As official leader, Serdar conducted all negotiations with international partners. “This,” says Ibragimova, “was not part of the former president’s plan. In stepping aside from the presidency, he had hoped to pass on the tedium of domestic politics to his son precisely so that he could focus on key issues with his country’s international partners. Yet instead of immersing himself in mundane tasks, Serdar welcomed high-level guests himself, and embarked on visits to China, Russia, Qatar, Kazakhstan, and Uzbekistan.”
While Gurbanguly Berdimuhamedov might have had a perfectly clear grasp of how his plan to rule from the shadows was supposed to work out, he had, according to Ibragimova, not explained it to anyone, including the state apparatus, bringing about confusion.
“During overlapping foreign visits, Turkmen officials did not know whether to accompany Berdymukhamedov senior or junior; who should be allocated the motorcade, security, and journalists; and whose visit should be shown on the news first,” notes Ibragimova.
What’s more, the irritation Berdimuhamedov junior was apparently causing his father by moving fast to acquire power was made worse by his stepping on the toes of some of his father’s relatives in the process.
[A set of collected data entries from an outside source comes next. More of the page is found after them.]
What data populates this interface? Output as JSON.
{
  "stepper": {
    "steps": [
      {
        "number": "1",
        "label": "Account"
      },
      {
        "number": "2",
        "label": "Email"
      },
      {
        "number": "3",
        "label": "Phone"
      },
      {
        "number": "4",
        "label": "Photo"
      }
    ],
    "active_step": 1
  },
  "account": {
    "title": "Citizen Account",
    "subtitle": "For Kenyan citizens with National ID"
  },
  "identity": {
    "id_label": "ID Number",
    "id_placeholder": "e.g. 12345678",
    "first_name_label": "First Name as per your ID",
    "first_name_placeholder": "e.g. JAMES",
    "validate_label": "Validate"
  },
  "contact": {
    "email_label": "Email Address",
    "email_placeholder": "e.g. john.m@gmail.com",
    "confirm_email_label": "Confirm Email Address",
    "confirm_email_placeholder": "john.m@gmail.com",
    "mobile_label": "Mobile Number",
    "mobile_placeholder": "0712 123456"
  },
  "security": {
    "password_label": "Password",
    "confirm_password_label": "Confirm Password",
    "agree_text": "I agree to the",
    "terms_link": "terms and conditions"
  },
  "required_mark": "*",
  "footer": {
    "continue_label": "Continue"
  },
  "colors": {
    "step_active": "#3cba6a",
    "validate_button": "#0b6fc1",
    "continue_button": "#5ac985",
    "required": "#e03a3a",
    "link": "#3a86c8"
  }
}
“In January 2022, Serdar launched an attack on his powerful cousins (on his father’s side), Hajymyrat and Shamyrat Rejepov, by having their associates arrested,” says Ibragimova. “Soon after he was made president, the two fled Turkmenistan. Immediately after the elections, Serdar reshuffled the government, appointing several ministers, including a new minister of the interior, who owed their promotions to him.
“The rebellious son then proceeded to remove his aunt (his father’s sister), Gulnabat Dovletova, from her post as CEO of the Turkmenistan Red Crescent Society. Dovletova was accused of carrying out numerous corrupt schemes such as selling humanitarian aid through her network of pharmacies and collecting contributions from state employees. Dovletova’s dismissal was followed by the arrest and detention of officials associated with her.”
Serdar, recounts Ibragimova, also brought his mother, Ogulgerek, known to have strained relations with Gurbanguly, back into the public eye and decided to appoint a new prosecutor general, the latter move being the final straw for his father.
“Gurbanguly,” concludes Ibragimova, “launched an attack to regain real power, initiating a reform that transforms the upper house—which he leads—into a body with nearly unlimited powers. No changes, including personnel reshuffles, can be made without its approval, and the president is now placed at the same level as ministers. And, naturally, if the head of state is for any reason unable to perform his duties, they automatically pass to the chairman of the new supra-state chamber.”